The department announced investments in Alaska, Arizona, Arkansas, California, Colorado, Connecticut, Delaware, Florida, Georgia, Hawaii, Idaho, Iowa, Illinois, Indiana, Kansas, Kentucky, Louisiana, Massachusetts, Maryland, Maine, Michigan, Minnesota, Mississippi, Missouri, Montana, North Carolina, North Dakota, Nebraska, New Hampshire, New Jersey, New Mexico, New York, Ohio, Oklahoma, Oregon, Pennsylvania, Rhode Island, South Carolina, South Dakota, Tennessee, Texas, Utah, Virginia, Vermont, Washington, Wisconsin, West Virginia, Wyoming and Puerto Rico.

For example:

  • In North Dakota, Red Trail Energy LLC will use a $25 million loan to build a carbon-capture processing and storage facility at an ethanol manufacturing facility. The project will provide a 40 to 50 percent reduction in the carbon intensity score of ethanol the company produces. It also will enable the company to distribute ethanol to low-carbon fuel standard markets.
  • Prairie State Solar, LLC will use a $95 million loan to construct a 99 megawatt solar photovoltaic farm on 621 acres in Perry County, Ill., about 50 miles southeast of St. Louis. Prairie State has a 27-year power purchase agreement with the Wabash Valley Power Association Inc. to sell and deliver the electricity produced. Wabash is an electric generation and transmission cooperative headquartered in Indianapolis. It provides wholesale power to 23 distribution cooperatives in Illinois, Indiana and Missouri.

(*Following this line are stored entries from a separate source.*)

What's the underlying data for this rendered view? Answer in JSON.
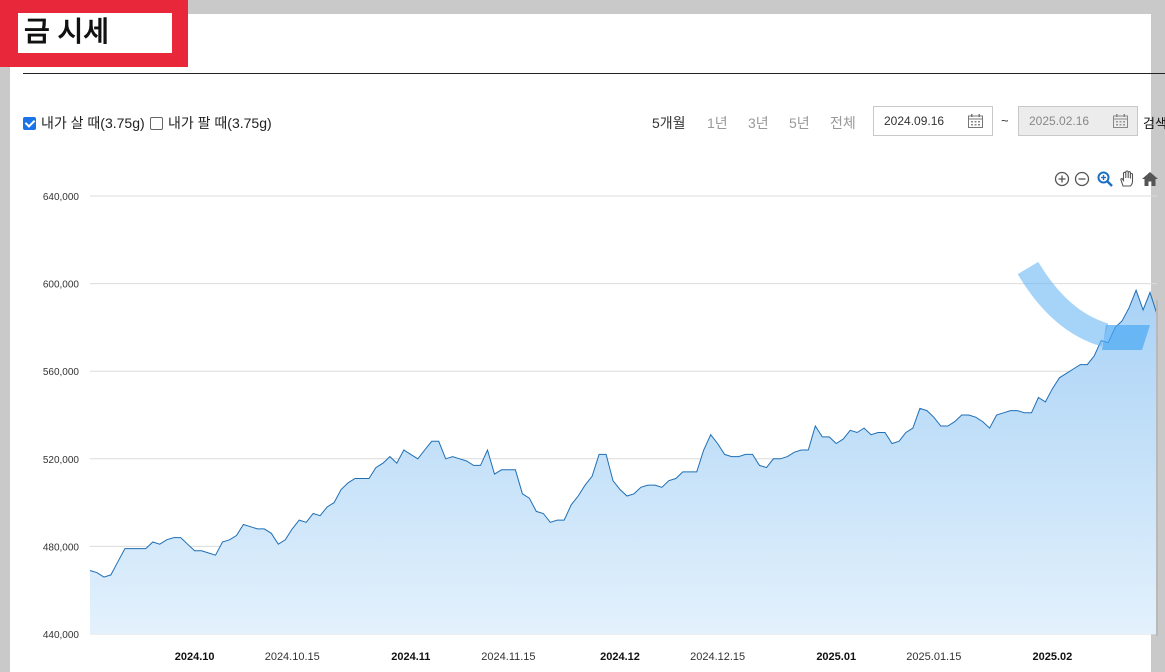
{
  "page": {
    "title": "금 시세"
  },
  "options": [
    {
      "label": "내가 살 때(3.75g)",
      "checked": true
    },
    {
      "label": "내가 팔 때(3.75g)",
      "checked": false
    }
  ],
  "periods": [
    {
      "label": "5개월",
      "active": true
    },
    {
      "label": "1년",
      "active": false
    },
    {
      "label": "3년",
      "active": false
    },
    {
      "label": "5년",
      "active": false
    },
    {
      "label": "전체",
      "active": false
    }
  ],
  "date_range": {
    "from": "2024.09.16",
    "to": "2025.02.16",
    "separator": "~"
  },
  "search_label": "검색",
  "toolbar_icons": [
    "zoom-in-icon",
    "zoom-out-icon",
    "magnify-icon",
    "pan-hand-icon",
    "home-icon"
  ],
  "colors": {
    "line": "#1f6fb5",
    "fill_top": "#a9d2f6",
    "fill_bottom": "#e3f1fc",
    "highlight": "#e8283a",
    "annotation": "#6bb7f5"
  },
  "chart_data": {
    "type": "area",
    "title": "",
    "xlabel": "",
    "ylabel": "",
    "ylim": [
      440000,
      640000
    ],
    "yticks": [
      440000,
      480000,
      520000,
      560000,
      600000,
      640000
    ],
    "ytick_labels": [
      "440,000",
      "480,000",
      "520,000",
      "560,000",
      "600,000",
      "640,000"
    ],
    "xlim": [
      "2024-09-16",
      "2025-02-16"
    ],
    "xticks": [
      {
        "date": "2024-10-01",
        "label": "2024.10",
        "major": true
      },
      {
        "date": "2024-10-15",
        "label": "2024.10.15",
        "major": false
      },
      {
        "date": "2024-11-01",
        "label": "2024.11",
        "major": true
      },
      {
        "date": "2024-11-15",
        "label": "2024.11.15",
        "major": false
      },
      {
        "date": "2024-12-01",
        "label": "2024.12",
        "major": true
      },
      {
        "date": "2024-12-15",
        "label": "2024.12.15",
        "major": false
      },
      {
        "date": "2025-01-01",
        "label": "2025.01",
        "major": true
      },
      {
        "date": "2025-01-15",
        "label": "2025.01.15",
        "major": false
      },
      {
        "date": "2025-02-01",
        "label": "2025.02",
        "major": true
      }
    ],
    "grid": true,
    "series": [
      {
        "name": "내가 살 때(3.75g)",
        "points": [
          [
            "2024-09-16",
            469000
          ],
          [
            "2024-09-17",
            468000
          ],
          [
            "2024-09-18",
            466000
          ],
          [
            "2024-09-19",
            467000
          ],
          [
            "2024-09-20",
            473000
          ],
          [
            "2024-09-21",
            479000
          ],
          [
            "2024-09-23",
            479000
          ],
          [
            "2024-09-24",
            479000
          ],
          [
            "2024-09-25",
            482000
          ],
          [
            "2024-09-26",
            481000
          ],
          [
            "2024-09-27",
            483000
          ],
          [
            "2024-09-28",
            484000
          ],
          [
            "2024-09-29",
            484000
          ],
          [
            "2024-09-30",
            481000
          ],
          [
            "2024-10-01",
            478000
          ],
          [
            "2024-10-02",
            478000
          ],
          [
            "2024-10-03",
            477000
          ],
          [
            "2024-10-04",
            476000
          ],
          [
            "2024-10-05",
            482000
          ],
          [
            "2024-10-06",
            483000
          ],
          [
            "2024-10-07",
            485000
          ],
          [
            "2024-10-08",
            490000
          ],
          [
            "2024-10-09",
            489000
          ],
          [
            "2024-10-10",
            488000
          ],
          [
            "2024-10-11",
            488000
          ],
          [
            "2024-10-12",
            486000
          ],
          [
            "2024-10-13",
            481000
          ],
          [
            "2024-10-14",
            483000
          ],
          [
            "2024-10-15",
            488000
          ],
          [
            "2024-10-16",
            492000
          ],
          [
            "2024-10-17",
            491000
          ],
          [
            "2024-10-18",
            495000
          ],
          [
            "2024-10-19",
            494000
          ],
          [
            "2024-10-20",
            498000
          ],
          [
            "2024-10-21",
            500000
          ],
          [
            "2024-10-22",
            506000
          ],
          [
            "2024-10-23",
            509000
          ],
          [
            "2024-10-24",
            511000
          ],
          [
            "2024-10-26",
            511000
          ],
          [
            "2024-10-27",
            516000
          ],
          [
            "2024-10-28",
            518000
          ],
          [
            "2024-10-29",
            521000
          ],
          [
            "2024-10-30",
            518000
          ],
          [
            "2024-10-31",
            524000
          ],
          [
            "2024-11-01",
            522000
          ],
          [
            "2024-11-02",
            520000
          ],
          [
            "2024-11-03",
            524000
          ],
          [
            "2024-11-04",
            528000
          ],
          [
            "2024-11-05",
            528000
          ],
          [
            "2024-11-06",
            520000
          ],
          [
            "2024-11-07",
            521000
          ],
          [
            "2024-11-08",
            520000
          ],
          [
            "2024-11-09",
            519000
          ],
          [
            "2024-11-10",
            517000
          ],
          [
            "2024-11-11",
            517000
          ],
          [
            "2024-11-12",
            524000
          ],
          [
            "2024-11-13",
            513000
          ],
          [
            "2024-11-14",
            515000
          ],
          [
            "2024-11-15",
            515000
          ],
          [
            "2024-11-16",
            515000
          ],
          [
            "2024-11-17",
            504000
          ],
          [
            "2024-11-18",
            502000
          ],
          [
            "2024-11-19",
            496000
          ],
          [
            "2024-11-20",
            495000
          ],
          [
            "2024-11-21",
            491000
          ],
          [
            "2024-11-22",
            492000
          ],
          [
            "2024-11-23",
            492000
          ],
          [
            "2024-11-24",
            499000
          ],
          [
            "2024-11-25",
            503000
          ],
          [
            "2024-11-26",
            508000
          ],
          [
            "2024-11-27",
            512000
          ],
          [
            "2024-11-28",
            522000
          ],
          [
            "2024-11-29",
            522000
          ],
          [
            "2024-11-30",
            510000
          ],
          [
            "2024-12-01",
            506000
          ],
          [
            "2024-12-02",
            503000
          ],
          [
            "2024-12-03",
            504000
          ],
          [
            "2024-12-04",
            507000
          ],
          [
            "2024-12-05",
            508000
          ],
          [
            "2024-12-06",
            508000
          ],
          [
            "2024-12-07",
            507000
          ],
          [
            "2024-12-08",
            510000
          ],
          [
            "2024-12-09",
            511000
          ],
          [
            "2024-12-10",
            514000
          ],
          [
            "2024-12-11",
            514000
          ],
          [
            "2024-12-12",
            514000
          ],
          [
            "2024-12-13",
            524000
          ],
          [
            "2024-12-14",
            531000
          ],
          [
            "2024-12-15",
            527000
          ],
          [
            "2024-12-16",
            522000
          ],
          [
            "2024-12-17",
            521000
          ],
          [
            "2024-12-18",
            521000
          ],
          [
            "2024-12-19",
            522000
          ],
          [
            "2024-12-20",
            522000
          ],
          [
            "2024-12-21",
            517000
          ],
          [
            "2024-12-22",
            516000
          ],
          [
            "2024-12-23",
            520000
          ],
          [
            "2024-12-24",
            520000
          ],
          [
            "2024-12-25",
            521000
          ],
          [
            "2024-12-26",
            523000
          ],
          [
            "2024-12-27",
            524000
          ],
          [
            "2024-12-28",
            524000
          ],
          [
            "2024-12-29",
            535000
          ],
          [
            "2024-12-30",
            530000
          ],
          [
            "2024-12-31",
            530000
          ],
          [
            "2025-01-01",
            527000
          ],
          [
            "2025-01-02",
            529000
          ],
          [
            "2025-01-03",
            533000
          ],
          [
            "2025-01-04",
            532000
          ],
          [
            "2025-01-05",
            534000
          ],
          [
            "2025-01-06",
            531000
          ],
          [
            "2025-01-07",
            532000
          ],
          [
            "2025-01-08",
            532000
          ],
          [
            "2025-01-09",
            527000
          ],
          [
            "2025-01-10",
            528000
          ],
          [
            "2025-01-11",
            532000
          ],
          [
            "2025-01-12",
            534000
          ],
          [
            "2025-01-13",
            543000
          ],
          [
            "2025-01-14",
            542000
          ],
          [
            "2025-01-15",
            539000
          ],
          [
            "2025-01-16",
            535000
          ],
          [
            "2025-01-17",
            535000
          ],
          [
            "2025-01-18",
            537000
          ],
          [
            "2025-01-19",
            540000
          ],
          [
            "2025-01-20",
            540000
          ],
          [
            "2025-01-21",
            539000
          ],
          [
            "2025-01-22",
            537000
          ],
          [
            "2025-01-23",
            534000
          ],
          [
            "2025-01-24",
            540000
          ],
          [
            "2025-01-25",
            541000
          ],
          [
            "2025-01-26",
            542000
          ],
          [
            "2025-01-27",
            542000
          ],
          [
            "2025-01-28",
            541000
          ],
          [
            "2025-01-29",
            541000
          ],
          [
            "2025-01-30",
            548000
          ],
          [
            "2025-01-31",
            546000
          ],
          [
            "2025-02-01",
            552000
          ],
          [
            "2025-02-02",
            557000
          ],
          [
            "2025-02-03",
            559000
          ],
          [
            "2025-02-04",
            561000
          ],
          [
            "2025-02-05",
            563000
          ],
          [
            "2025-02-06",
            563000
          ],
          [
            "2025-02-07",
            567000
          ],
          [
            "2025-02-08",
            574000
          ],
          [
            "2025-02-09",
            573000
          ],
          [
            "2025-02-10",
            580000
          ],
          [
            "2025-02-11",
            583000
          ],
          [
            "2025-02-12",
            589000
          ],
          [
            "2025-02-13",
            597000
          ],
          [
            "2025-02-14",
            588000
          ],
          [
            "2025-02-15",
            596000
          ],
          [
            "2025-02-16",
            586000
          ]
        ]
      }
    ]
  }
}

  • Gulf Coast Solar LLC in Mississippi will use a $500,000 grant to make energy efficiency improvements at three wastewater treatment facilities in Hancock County. Funds will help the company design, build and install fixed-tilt, ground-mount solar photovoltaic equipment through a contract with LightEdison. The equipment will help replace 103 percent of electricity at the North location, 57 percent of electricity at the South location and 107 percent of electricity at the West location.